Carpe Fugum
Noddy | New York | 11/20/2008
(5 out of 5 stars)
"A scrappy happy antidote to the streamlined blare of ultraslick melody makers. What The Fugs First Album lacked in polish though it more than supplied the want in anarcho-comical fark you attitude. A period piece now to be sure, a relic, but one that remains for me oddly comforting and frankly indispensable--there's still nothing like Tuli and the boys singing Slum Goddess or My Baby Done Left Me or Nothing to thoroughly recombobulate the banjaxed brainbox. Subversive imperfection never sounded so redoubtable. Like the dude sez here, cacophony forever.
And wasn't that amped-up and spliffy live version of CIA Man over the closing credits of the Coen brothers' Burn After Reading just an inspired fugging choice? The answer is like totally yup and yessum if you ask me."
One of a kind
Carl Slim | the factory | 04/22/2007
(5 out of 5 stars)
"I'll just get right to describing the disc. Shorter songs than normal, on average.
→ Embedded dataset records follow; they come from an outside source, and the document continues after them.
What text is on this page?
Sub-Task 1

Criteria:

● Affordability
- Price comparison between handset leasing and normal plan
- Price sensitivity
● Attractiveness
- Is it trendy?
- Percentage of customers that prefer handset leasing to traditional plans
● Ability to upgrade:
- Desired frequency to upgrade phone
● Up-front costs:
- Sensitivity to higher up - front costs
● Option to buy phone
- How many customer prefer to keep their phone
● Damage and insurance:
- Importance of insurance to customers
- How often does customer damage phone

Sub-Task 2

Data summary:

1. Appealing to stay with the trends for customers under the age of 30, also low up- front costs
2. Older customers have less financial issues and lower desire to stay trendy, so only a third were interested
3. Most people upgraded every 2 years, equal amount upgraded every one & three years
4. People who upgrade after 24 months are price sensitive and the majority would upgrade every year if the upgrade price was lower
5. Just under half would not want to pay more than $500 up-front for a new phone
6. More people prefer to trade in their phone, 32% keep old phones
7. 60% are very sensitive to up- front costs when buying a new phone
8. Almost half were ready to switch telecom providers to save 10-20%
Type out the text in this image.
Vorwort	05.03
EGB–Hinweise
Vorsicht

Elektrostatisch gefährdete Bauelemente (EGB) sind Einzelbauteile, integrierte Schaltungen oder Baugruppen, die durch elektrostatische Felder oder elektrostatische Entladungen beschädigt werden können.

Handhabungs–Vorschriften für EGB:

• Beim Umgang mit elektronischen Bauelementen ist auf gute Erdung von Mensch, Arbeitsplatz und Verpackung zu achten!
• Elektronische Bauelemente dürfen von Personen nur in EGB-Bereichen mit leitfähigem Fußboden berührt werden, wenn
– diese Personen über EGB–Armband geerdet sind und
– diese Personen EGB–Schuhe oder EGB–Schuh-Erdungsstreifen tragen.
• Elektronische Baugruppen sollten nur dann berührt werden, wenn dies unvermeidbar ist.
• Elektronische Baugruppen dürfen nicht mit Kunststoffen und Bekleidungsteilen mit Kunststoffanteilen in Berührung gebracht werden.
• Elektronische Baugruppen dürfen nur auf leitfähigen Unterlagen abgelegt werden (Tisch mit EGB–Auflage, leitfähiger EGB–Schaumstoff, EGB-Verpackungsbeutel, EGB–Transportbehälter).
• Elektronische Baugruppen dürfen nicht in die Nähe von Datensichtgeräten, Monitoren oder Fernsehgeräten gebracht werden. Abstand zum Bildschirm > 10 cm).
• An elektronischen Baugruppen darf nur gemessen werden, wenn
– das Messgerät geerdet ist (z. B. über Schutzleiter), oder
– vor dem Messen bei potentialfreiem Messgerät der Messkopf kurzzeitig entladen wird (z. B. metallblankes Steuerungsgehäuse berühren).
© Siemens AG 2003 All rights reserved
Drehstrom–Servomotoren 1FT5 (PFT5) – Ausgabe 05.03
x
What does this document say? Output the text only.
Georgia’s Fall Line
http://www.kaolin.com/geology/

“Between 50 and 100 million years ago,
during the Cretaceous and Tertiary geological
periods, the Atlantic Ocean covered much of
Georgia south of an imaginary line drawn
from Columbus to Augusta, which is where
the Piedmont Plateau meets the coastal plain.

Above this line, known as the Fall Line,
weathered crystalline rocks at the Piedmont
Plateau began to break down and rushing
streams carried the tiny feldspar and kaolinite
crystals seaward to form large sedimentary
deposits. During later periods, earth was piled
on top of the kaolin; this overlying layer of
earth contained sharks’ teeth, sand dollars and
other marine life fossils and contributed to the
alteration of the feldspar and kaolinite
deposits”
Songwriting style (lyrically) that could be considered very artisitic or just guys screing around trying to be vulgar in a pop-music format, dependign on your perspective.
Singing: Too many people singing at once, with no attempt at perfection, or slick-ness.
instruments: Standard pop-rock instruments, but a little heavy on the odd percussion (but so was Bo Diddley). Some guys know how to play. Some do not. Bassist John Anderson is fascinating in his "I know a little" approach, and would have been a famous musician in backwoods string bands in the early 20th century. I love his stuff. His style tends to "country folk" here, just a wall of noise there.
production: They must have done this all in one take. This is raw. Heavy, in a primituive "pre-metal" way. It was the 60's. Could not be done today."
The Real Stuff - Where it all came from
davequ | 07/16/2009
(4 out of 5 stars)
"Lots said before in all the other reviews so I'll try to keep it brief:
If you want to know from where the "counterculture" sprung - this is one of the true original sources.
Terrible musicianship and recording quality - technique is the last thing this is all about. It's primitive, true and tribal Fugs at their very best.
At the very least, "Nothing" - "I Couldn't Get High" - "My Baby Done Left Me" ( " I feel like homemade s#t" ) in themselves alone are worth the price of this cd, but with 21 tracks of real '65 East Village / Lower East Side energy it's a bargain.
I was lucky enough to hear this when it first came out and then see Tuli Kupferberg & the boys at the Family Dog in '67 (backed by a later band that could actually play). When I listen to it now all that same primitive anti-Lyndon Johnson / George Westmorland / [...]-Vietnam" energy is still there.
[...]
but he rides again in full revolutionary splendor on this cd. Makes me want to go downtown to the "New Customs House" and burn down my draft board (or at the very least, soil the front porch)."